Upcoming Webinar
MQTT: Paving the Way for Smart Mobility | Register Now →

Schema Registry Tutorial

EMQX TeamOct 21, 2019

The types of IoT devices are complex, and the encoding formats used by various vendors are different. Therefore, when accessing the IoT platform, a unified data format is required, so that applications of equipment on the platform can be managed.
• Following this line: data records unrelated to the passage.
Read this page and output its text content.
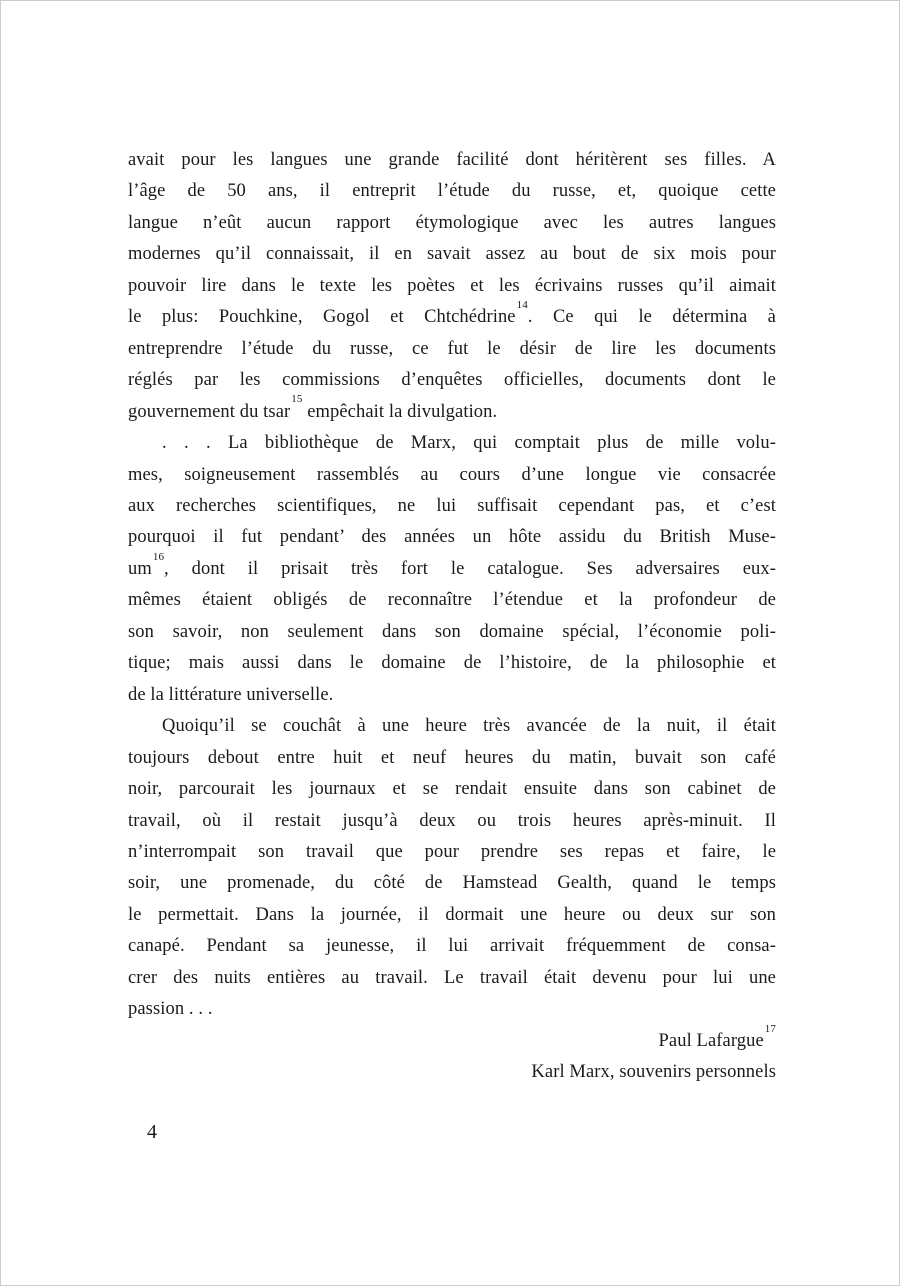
avait pour les langues une grande facilité dont héritèrent ses filles. A
l’âge de 50 ans, il entreprit l’étude du russe, et, quoique cette
langue n’eût aucun rapport étymologique avec les autres langues
modernes qu’il connaissait, il en savait assez au bout de six mois pour
pouvoir lire dans le texte les poètes et les écrivains russes qu’il aimait
le plus: Pouchkine, Gogol et Chtchédrine$^{14}$. Ce qui le détermina à
entreprendre l’étude du russe, ce fut le désir de lire les documents
réglés par les commissions d’enquêtes officielles, documents dont le
gouvernement du tsar$^{15}$ empêchait la divulgation.
. . . La bibliothèque de Marx, qui comptait plus de mille volu-
mes, soigneusement rassemblés au cours d’une longue vie consacrée
aux recherches scientifiques, ne lui suffisait cependant pas, et c’est
pourquoi il fut pendant’ des années un hôte assidu du British Muse-
um$^{16}$, dont il prisait très fort le catalogue. Ses adversaires eux-
mêmes étaient obligés de reconnaître l’étendue et la profondeur de
son savoir, non seulement dans son domaine spécial, l’économie poli-
tique; mais aussi dans le domaine de l’histoire, de la philosophie et
de la littérature universelle.
Quoiqu’il se couchât à une heure très avancée de la nuit, il était
toujours debout entre huit et neuf heures du matin, buvait son café
noir, parcourait les journaux et se rendait ensuite dans son cabinet de
travail, où il restait jusqu’à deux ou trois heures après-minuit. Il
n’interrompait son travail que pour prendre ses repas et faire, le
soir, une promenade, du côté de Hamstead Gealth, quand le temps
le permettait. Dans la journée, il dormait une heure ou deux sur son
canapé. Pendant sa jeunesse, il lui arrivait fréquemment de consa-
crer des nuits entières au travail. Le travail était devenu pour lui une
passion . . .
Paul Lafargue$^{17}$
Karl Marx, souvenirs personnels
4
EMQX Enterprise Edition 3.4.0 provides Schema Registry functionality and provides encoding and decoding capabilities. Schema Registry manages the Schema used for encoding and decoding, processes encoding or decoding requests and returns results. Schema Registry works with a rules engine to adapt device access and rule design for various scenarios.

Data Format

The following image shows an application case for the Schema Registry. Multiple devices report data in different formats. After being decoded by the Schema Registry, they are converted into a unified internal format and then forwarded to the background application.

1.png

[Figure 1: Using the Schema Registry to encode and decode device data]

Binary Format Support

The built-in Schema Registry data format of EMQX 3.4.0 includesAvro and Protobuf. Avro and Protobuf are Schema-dependent data formats. The encoded data is binary. The internal data format (Map, explained later ) decoded by Schema Registry can be used directly by the rules engine and other plugins. In addition, Schema Registry supports user-defined (3rd-party) coding and decoding services, which are much closer to business needs through HTTP or TCP callbacks.

Architecture Design

Schema Registry maintains Schema text for built-in encoding formats such as Avro and Probouf, but for custom codec (3rd-party) formats, if Schema is needed, Schema text needs to be maintained by the codec service itself. Schema Registry creates a Schema ID for each Schema, and the Schema API provides add, query, and delete operations through the Schema ID.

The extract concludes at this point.